December 1, 2020
Social media as a physician’s tool
Those in the medical field have a long history of going beyond their institution and making an impact in their community at large. In recent years, social media platforms such as Twitter, Facebook, Instagram, Youtube, and TikTok, have become forums where physicians can share medical information as well as snippets of their personal and professional lives. The COVID-19 pandemic has proven that it is critical for medical professionals to become involved on these platforms. In a Pew Research Center study, nearly half of Americans said that they have seen news and information about COVID-19 that seemed completely made up. Much of the misinformation surrounding the disease is perpetuated by those lacking medical expertise. Accordingly, physicians and medical practitioners have turned to social media to answer questions, spread awareness, and combat misinformation on the disease. The role of the doctor-influencer is quite new to medicine, and many physicians are still finding their place in social media.
Social media can be a powerful addition to the physician’s toolkit. The popularity of social media platforms continues to grow, with over 330 million monthly active users for Twitter and 1 billion monthly active users for Instagram. The public has also evolved. With easy access to medical information, many individuals have become information seekers and are actively turning to multiple sources to gain knowledge about their health. Using social media, physicians have the opportunity to connect with populations that may not be reached with traditional medicine, such as those who live in rural communities, lack consistent access to care, or have mistrust for the healthcare system. Physicians can become role models on these platforms and leverage their medical expertise to help and inform a large audience. The role of the doctor-influencer can start early, by educating young people on disease prevention and screening long before they become sick. Social media platforms can be used to decrease stigma surrounding certain diagnoses by arming individuals with scientific facts. In addition, many individuals may not know the difference between inpatient and outpatient providers or the clinical duties of providers practicing different specialties. By sharing information about their clinical experiences and life as a doctor, physicians can inform patients of what to expect and who will dictate their care the next time they are hospitalized or ill.

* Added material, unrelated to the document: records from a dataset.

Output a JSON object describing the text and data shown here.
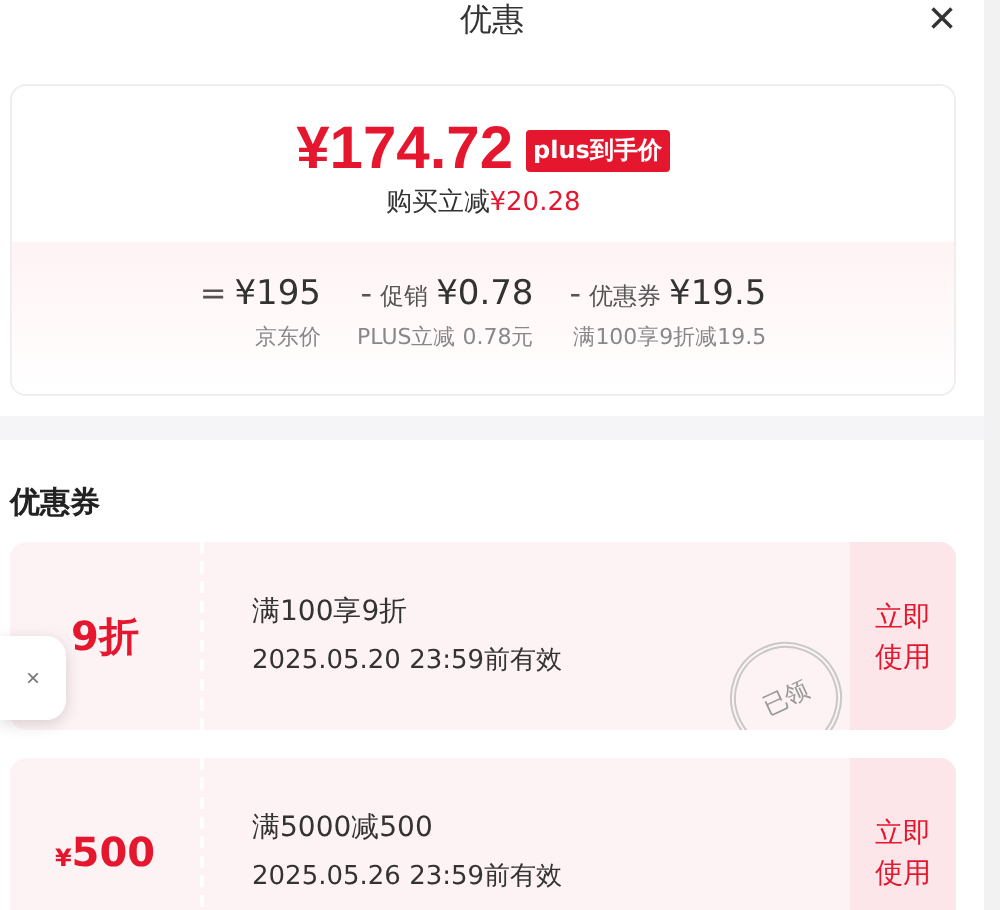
{
  "header": {
    "title": "优惠",
    "close": "×"
  },
  "summary": {
    "price": "¥174.72",
    "badge": "plus到手价",
    "saving_label": "购买立减",
    "saving": "¥20.28",
    "breakdown": [
      {
        "op": "=",
        "value": "¥195",
        "note": "京东价"
      },
      {
        "op": "-",
        "label": "促销",
        "value": "¥0.78",
        "note": "PLUS立减 0.78元"
      },
      {
        "op": "-",
        "label": "优惠券",
        "value": "¥19.5",
        "note": "满100享9折减19.5"
      }
    ]
  },
  "coupons_title": "优惠券",
  "coupons": [
    {
      "kind": "discount",
      "amount": "9折",
      "condition": "满100享9折",
      "validity": "2025.05.20 23:59前有效",
      "stamp": "已领",
      "action": "立即使用"
    },
    {
      "kind": "cash",
      "currency": "¥",
      "amount": "500",
      "condition": "满5000减500",
      "validity": "2025.05.26 23:59前有效",
      "action": "立即使用"
    }
  ],
  "float_close": "×"
}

Interacting with the public through social media is an uncharted territory for many healthcare professionals, as most of us are accustomed to keeping our personal and professional lives separate. However, social media almost requires that these aspects be intertwined to some degree. Because users are presented with a long list of influencers to follow, physicians must figure out how to share accurate scientific information while staying relatable and interesting. Coming off as too serious on platforms such as Instagram or TikTok can seem out of touch with the culture of the application, and physicians have addressed this in creative ways. Most of us have probably seen a viral video of healthcare workers wearing personal protective equipment and dancing to a pop song on the internet. To be successful on online platforms, physicians must determine how they can best be personable without appearing unprofessional or eroding the public’s trust. There are other ethical questions that must be answered. Policies on patient privacy and sponsored content in social media posts remain incompletely defined. For example, is it ethical for physicians to promote over the counter or non-medical related products? In addition, a system must be established to ensure the accurate representation of medical credentials on social media platforms in order to mitigate false claims made by unqualified individuals.

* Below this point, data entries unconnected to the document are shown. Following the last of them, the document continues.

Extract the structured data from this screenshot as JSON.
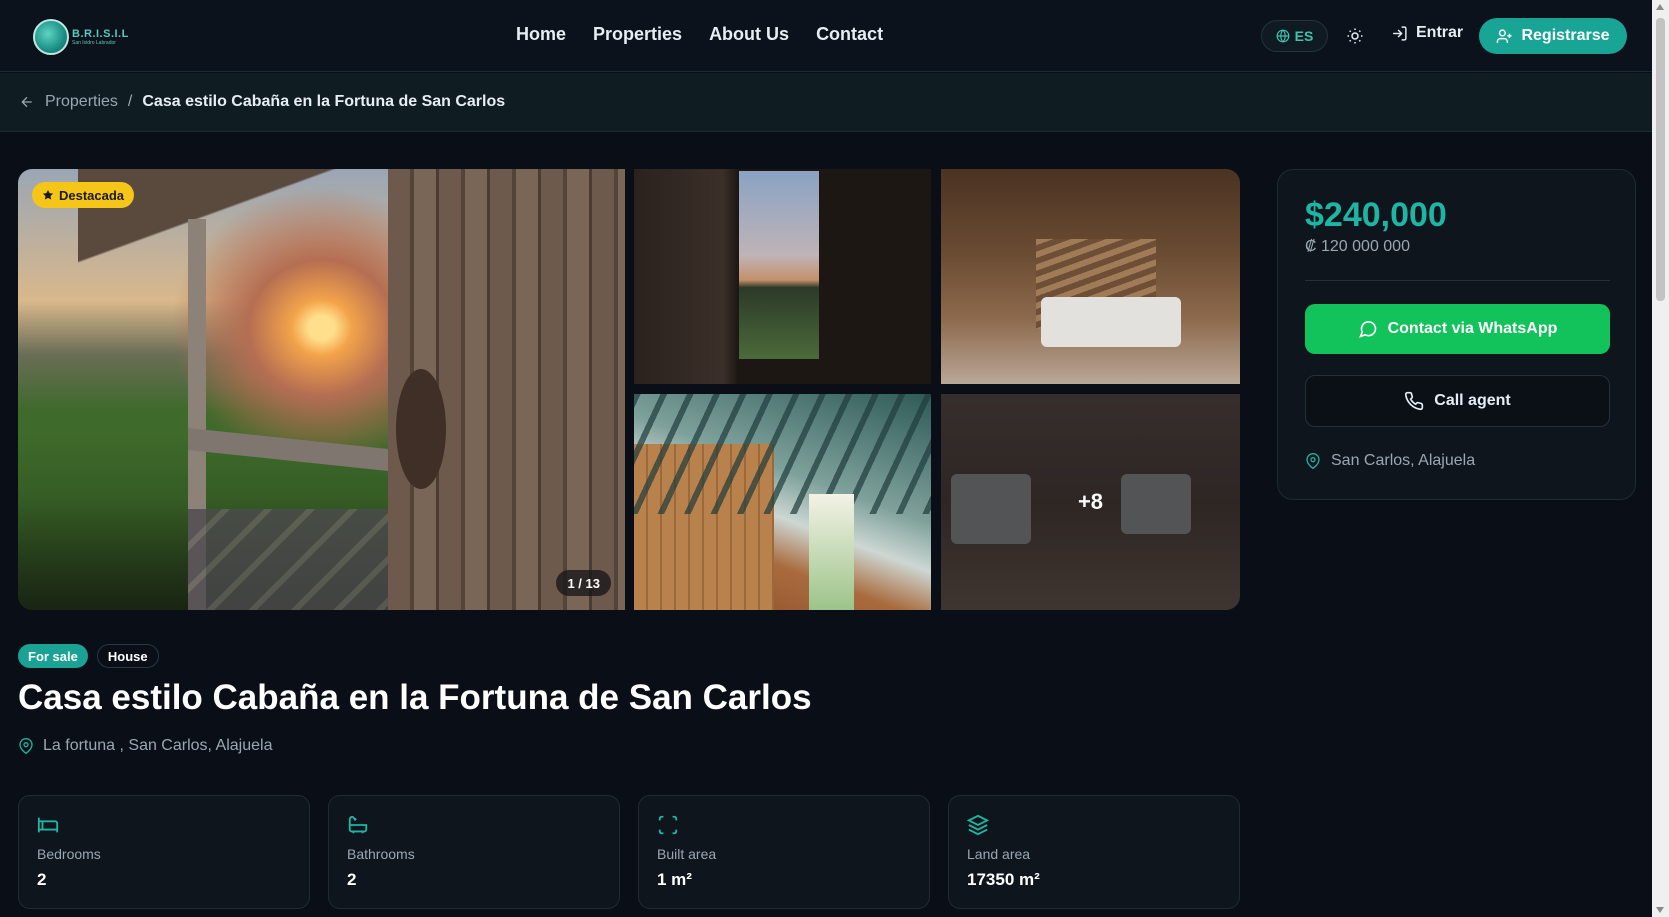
{
  "header": {
    "logo_text": "B.R.I.S.I.L",
    "logo_sub": "San Isidro Labrador",
    "nav": [
      "Home",
      "Properties",
      "About Us",
      "Contact"
    ],
    "lang": "ES",
    "login": "Entrar",
    "register": "Registrarse"
  },
  "breadcrumb": {
    "back": "Properties",
    "separator": "/",
    "current": "Casa estilo Cabaña en la Fortuna de San Carlos"
  },
  "gallery": {
    "featured_badge": "Destacada",
    "counter": "1 / 13",
    "more": "+8"
  },
  "listing": {
    "tags": [
      "For sale",
      "House"
    ],
    "title": "Casa estilo Cabaña en la Fortuna de San Carlos",
    "location": "La fortuna , San Carlos, Alajuela"
  },
  "stats": [
    {
      "label": "Bedrooms",
      "value": "2",
      "icon": "bed-icon"
    },
    {
      "label": "Bathrooms",
      "value": "2",
      "icon": "bath-icon"
    },
    {
      "label": "Built area",
      "value": "1 m²",
      "icon": "area-icon"
    },
    {
      "label": "Land area",
      "value": "17350 m²",
      "icon": "layers-icon"
    }
  ],
  "price_card": {
    "price": "$240,000",
    "price_crc": "₡ 120 000 000",
    "whatsapp": "Contact via WhatsApp",
    "call": "Call agent",
    "location": "San Carlos, Alajuela"
  },
  "colors": {
    "accent": "#1fb5a2",
    "whatsapp": "#12c25a",
    "featured": "#f5c518",
    "background": "#0a0f17"
  }
}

While social media is certainly not for everyone, it can be a powerful tool to educate and connect with large communities. Rather than discouraging it out of fear of appearing unprofessional, medical training should teach physicians to use social media effectively, and healthcare institutions should support those who are interested in establishing an online presence. Whether physicians choose to participate or not, the truth is that the public will increasingly turn to online platforms for medical information. The medical community must learn to evolve with social media and use it to its advantage.
About the Author
Julie Yi completed her 3rd year at Eastern Virginia Medical School and is currently pursuing a year-long clinical research fellowship in dermatology. She served as president of the Women's Health Club at her school and is on the editorial boards of several national medical student journals. She also enjoys mentoring high school students in her local community. She is excited to join SMA’s Physicians-in-Training group as the Personal Development and Wellness chair.